- Born: 10 June 1947 Bijeljina, PR Bosnia and Herzegovina, FPR Yugoslavia
- Died: 22 February 2007 (aged 59) Bijeljina, Bosnia and Herzegovina
- Occupation(s): Human rights activist, professor

= Duško Kondor =

Bosnian Serb human rights activist

Duško Kondor (Душко Кондор; 10 June 1947 – 22 February 2007) was a Bosnian human rights activist, a co-founder of the Helsinki Committee for Human Rights in Bosnia and Herzegovina (leading its Human Rights Education department), and a professor of sociology and philosophy.

==Assassination==
Kondor and his daughter were attacked on 22 February 2007 by local gangsters with machine guns.
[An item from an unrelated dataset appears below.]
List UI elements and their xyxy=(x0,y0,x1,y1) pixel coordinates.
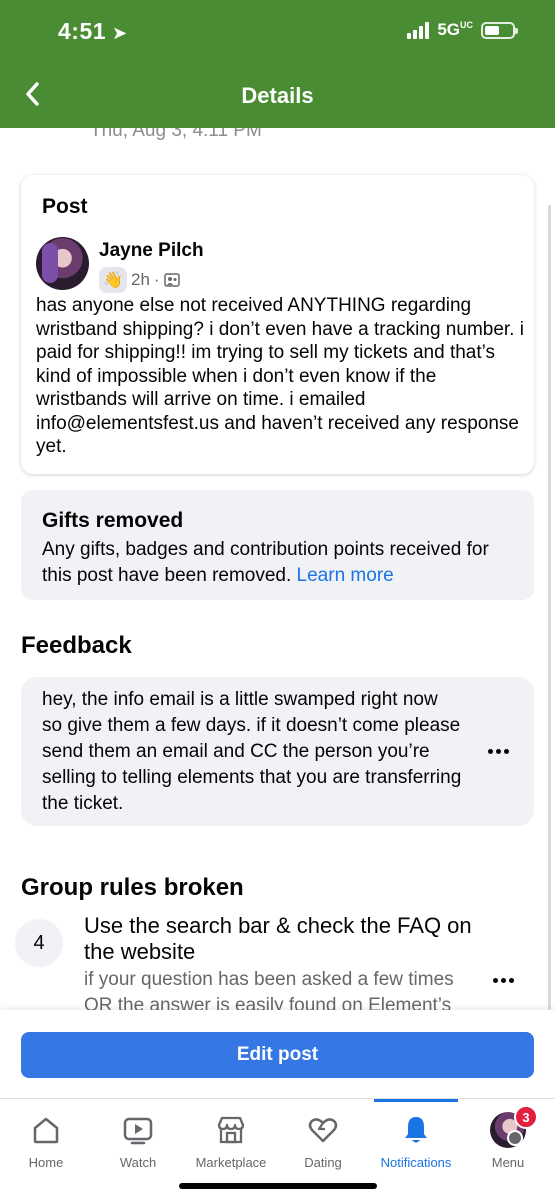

He was killed and she was severely injured. Kondor had been a witness to the killings of 23 Bosniaks in Bijeljina and was cooperating with the State Investigation and Protection Agency. Christian Schwarz-Schilling, the High Representative for Bosnia and Herzegovina at the time, condemned the killing and expressed his condolences to the family.

Jasmin Baraković, a Bosniak from Bijeljina, was arrested for the attack and sentenced to 20 years' imprisonment. Baraković had previously stalked Kondor's daughter for two years. Kondor had informed the police twice that he had received threats from Baraković and sought protection, but they did not take the threats seriously and failed to take action.

The Duško Kondor Civil Courage Award was created to commemorate him and is awarded annually.